社会人デビュー時は当時の目標でもあった大手総合家具メーカーのデザイン部にお世話になったものの、典型的な若気の至りとでも言うのでしょうか、理想とする会社の方向性ではなかったこともありあっさりと退社したことも思い出されます。

その後は、家具が設置される器となる建築物より学び直すことにしたもので、実践から得た多くの経験知は現在の家具デザインにも活かされていることは間違いありません。

もちろん、学生時代に憧れていた多くの名作椅子は建築家により生み出された背景もあったもので、特に椅子は小さな建築物とも言われるくらいに建築とは関係性が強いこともあります。

それゆえ建築設計事務所にお世話になったのですが、建築物と言っても木造もあればRCもあれば個人住宅もあれば大きなビルもあれば様々ですので、一般的にそれらすべての設計を行うことは少ないものです。

従って幸い機会にも恵まれたこともあり、全国の在日米軍基地内のすべての施設設計を行う特殊な設計事務所にお世話になったもので、それゆえ個人住宅・集合住宅・小学校・銀行・ボーリング場等、基地内に存在するほとんどの施設の設計に携わることが出来ました。

新築ばかりではなくリペア案件も少なくなかったこともあり、都度インスペクション(現調)も行う必要もあるため必然的に現場も多くなり、ある基地の最重要施設での現調は治外法権ともありとても怖い思いもしました。

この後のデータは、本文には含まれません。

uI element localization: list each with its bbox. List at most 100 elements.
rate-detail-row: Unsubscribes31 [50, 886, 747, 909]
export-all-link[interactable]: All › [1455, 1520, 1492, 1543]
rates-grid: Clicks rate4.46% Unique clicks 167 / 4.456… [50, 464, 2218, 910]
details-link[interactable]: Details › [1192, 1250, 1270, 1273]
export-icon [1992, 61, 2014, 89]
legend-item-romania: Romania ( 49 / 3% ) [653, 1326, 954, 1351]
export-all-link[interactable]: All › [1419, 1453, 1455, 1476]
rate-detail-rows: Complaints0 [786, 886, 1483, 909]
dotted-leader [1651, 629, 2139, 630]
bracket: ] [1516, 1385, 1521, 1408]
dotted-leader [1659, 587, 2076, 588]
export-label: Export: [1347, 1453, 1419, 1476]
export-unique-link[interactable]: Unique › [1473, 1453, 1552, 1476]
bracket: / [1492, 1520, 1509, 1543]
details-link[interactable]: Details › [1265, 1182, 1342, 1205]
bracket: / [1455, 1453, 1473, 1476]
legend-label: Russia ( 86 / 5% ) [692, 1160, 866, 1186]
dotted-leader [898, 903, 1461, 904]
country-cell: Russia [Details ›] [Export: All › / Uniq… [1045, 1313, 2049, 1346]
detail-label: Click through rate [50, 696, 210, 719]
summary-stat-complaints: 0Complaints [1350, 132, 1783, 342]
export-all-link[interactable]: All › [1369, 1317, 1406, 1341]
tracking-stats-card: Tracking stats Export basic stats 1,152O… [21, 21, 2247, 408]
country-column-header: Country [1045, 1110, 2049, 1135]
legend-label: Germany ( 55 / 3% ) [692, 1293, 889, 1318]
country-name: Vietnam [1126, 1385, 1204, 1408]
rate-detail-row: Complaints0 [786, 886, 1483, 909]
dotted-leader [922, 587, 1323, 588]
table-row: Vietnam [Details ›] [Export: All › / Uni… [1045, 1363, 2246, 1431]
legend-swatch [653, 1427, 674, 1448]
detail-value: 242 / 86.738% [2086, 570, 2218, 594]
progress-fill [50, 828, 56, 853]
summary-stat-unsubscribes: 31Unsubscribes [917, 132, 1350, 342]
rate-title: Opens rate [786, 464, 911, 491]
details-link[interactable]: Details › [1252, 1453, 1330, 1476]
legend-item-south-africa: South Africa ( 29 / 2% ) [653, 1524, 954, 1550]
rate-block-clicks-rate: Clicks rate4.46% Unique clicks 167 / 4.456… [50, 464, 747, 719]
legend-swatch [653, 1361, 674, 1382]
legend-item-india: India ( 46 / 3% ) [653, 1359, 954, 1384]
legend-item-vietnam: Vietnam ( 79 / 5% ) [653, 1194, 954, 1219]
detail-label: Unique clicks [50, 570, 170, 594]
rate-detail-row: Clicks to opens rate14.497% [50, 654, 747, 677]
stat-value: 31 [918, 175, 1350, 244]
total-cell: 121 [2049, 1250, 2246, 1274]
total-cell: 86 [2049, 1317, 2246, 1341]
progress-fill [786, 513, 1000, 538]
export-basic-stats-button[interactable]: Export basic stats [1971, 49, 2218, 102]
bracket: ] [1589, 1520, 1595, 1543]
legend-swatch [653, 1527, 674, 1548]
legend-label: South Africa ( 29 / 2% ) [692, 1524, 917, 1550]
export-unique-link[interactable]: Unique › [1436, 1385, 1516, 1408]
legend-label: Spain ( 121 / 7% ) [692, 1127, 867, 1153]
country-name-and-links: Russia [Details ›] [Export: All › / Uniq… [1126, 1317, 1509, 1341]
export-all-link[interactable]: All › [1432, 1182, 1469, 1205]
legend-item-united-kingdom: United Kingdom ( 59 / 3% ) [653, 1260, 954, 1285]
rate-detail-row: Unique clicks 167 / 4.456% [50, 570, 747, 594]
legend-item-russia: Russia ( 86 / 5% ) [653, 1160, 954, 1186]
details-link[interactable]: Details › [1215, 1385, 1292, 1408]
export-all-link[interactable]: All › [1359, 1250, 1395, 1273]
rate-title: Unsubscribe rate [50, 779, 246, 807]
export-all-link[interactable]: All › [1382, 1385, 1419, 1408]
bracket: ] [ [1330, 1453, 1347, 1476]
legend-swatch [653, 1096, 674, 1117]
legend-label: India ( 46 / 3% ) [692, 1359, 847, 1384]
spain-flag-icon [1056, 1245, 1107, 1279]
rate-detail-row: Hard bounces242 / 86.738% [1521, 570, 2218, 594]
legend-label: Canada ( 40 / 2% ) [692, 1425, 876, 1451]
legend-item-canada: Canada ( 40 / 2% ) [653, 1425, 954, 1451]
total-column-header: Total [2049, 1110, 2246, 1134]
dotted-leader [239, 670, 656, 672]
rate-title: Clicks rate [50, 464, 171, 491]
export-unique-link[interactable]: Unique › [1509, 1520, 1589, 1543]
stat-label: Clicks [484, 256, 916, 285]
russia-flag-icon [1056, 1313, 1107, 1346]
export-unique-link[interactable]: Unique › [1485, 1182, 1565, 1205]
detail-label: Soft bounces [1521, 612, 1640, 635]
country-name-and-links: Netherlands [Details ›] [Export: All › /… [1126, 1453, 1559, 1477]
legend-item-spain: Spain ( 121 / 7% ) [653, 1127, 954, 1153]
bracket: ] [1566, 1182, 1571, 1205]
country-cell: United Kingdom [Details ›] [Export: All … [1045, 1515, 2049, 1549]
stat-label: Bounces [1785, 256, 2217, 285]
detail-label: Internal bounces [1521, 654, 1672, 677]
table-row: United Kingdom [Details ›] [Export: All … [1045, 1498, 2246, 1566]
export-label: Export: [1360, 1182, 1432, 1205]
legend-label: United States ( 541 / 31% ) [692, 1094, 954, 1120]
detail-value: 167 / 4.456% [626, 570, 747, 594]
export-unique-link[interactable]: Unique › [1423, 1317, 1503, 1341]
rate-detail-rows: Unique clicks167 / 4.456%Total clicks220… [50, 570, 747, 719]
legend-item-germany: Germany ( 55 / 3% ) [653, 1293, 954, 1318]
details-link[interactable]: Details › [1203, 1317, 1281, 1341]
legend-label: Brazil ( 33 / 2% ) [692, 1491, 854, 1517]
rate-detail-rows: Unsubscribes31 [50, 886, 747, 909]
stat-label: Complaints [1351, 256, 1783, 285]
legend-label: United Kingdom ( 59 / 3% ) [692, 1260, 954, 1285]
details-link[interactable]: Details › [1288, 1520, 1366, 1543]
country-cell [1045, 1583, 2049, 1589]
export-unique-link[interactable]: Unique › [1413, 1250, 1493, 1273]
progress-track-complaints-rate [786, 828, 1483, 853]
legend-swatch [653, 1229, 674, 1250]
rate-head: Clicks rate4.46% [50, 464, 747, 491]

現在はソファを中心に提案しており、その表面積が大きいことからもそれらが設置される空間づくりには知識とは別の経験知も必要になります。

それゆえ必要に応じた事前の現調に加えて、その結果を確かめるためにも納品時や納品後には現場に足を運ぶことはとても重要なもので、このことは自分自身の能力の更新にも役立ちますので、やはりどのような世界でも現場が大事だと言うことに尽きるだろうと考えています。